Taissa grabs a fork and knife, cutting a slice out of the pie with more focus than necessary. You’re mine. You’re mine. Kion’s words still ring through her head in a most unusual way. She bites into the pie with vigor, chewing furiously as Kion watches her with an inscrutable expression.
The last thing she’s going to do is get confused. This is fake. All of this is fake.
It just needs to look real. And there’s a surefire way to do that.
“Get out your phone,” she says abruptly.
“What?”
“Your phone,” she snaps, already taking out hers and tapping away, re-downloading Cauldron, which she deleted right around the time she started to get death threats.
Sighing, Kion pulls his out of his pocket as she logs into her account, @taissacho_official. Taissa studiously ignores the floods of messages she’s missed over the last two years. Most of them seem to be deeply unpleasant. “What’s your Cauldron username?”
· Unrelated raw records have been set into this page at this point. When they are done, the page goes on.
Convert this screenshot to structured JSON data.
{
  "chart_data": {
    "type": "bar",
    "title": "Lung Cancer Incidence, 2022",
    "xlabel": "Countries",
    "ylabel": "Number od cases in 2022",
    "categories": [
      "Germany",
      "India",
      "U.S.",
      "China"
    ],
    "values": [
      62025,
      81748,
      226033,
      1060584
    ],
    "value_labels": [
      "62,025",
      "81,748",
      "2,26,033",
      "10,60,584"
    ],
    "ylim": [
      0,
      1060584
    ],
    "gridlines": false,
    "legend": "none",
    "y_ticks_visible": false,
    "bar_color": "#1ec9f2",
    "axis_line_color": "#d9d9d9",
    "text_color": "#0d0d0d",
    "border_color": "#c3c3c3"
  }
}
“Do you seriously expect me to believe that you don’t know it?”
Taissa grimaces. She’s stalked him before, as he’s certainly done her. In the search bar, she types in, “@key_on_lock.”
Punny. She doubts he came up with it. It was probably Knox.
Unlike the other player, Kion has no sense of humor.
His profile picture, a shot of him flying on Cato’s back with a trophy in a hand, greets her. And although it physically pains her to do it, Taissa clicks Follow before demanding Kion do the same. He glares but obliges.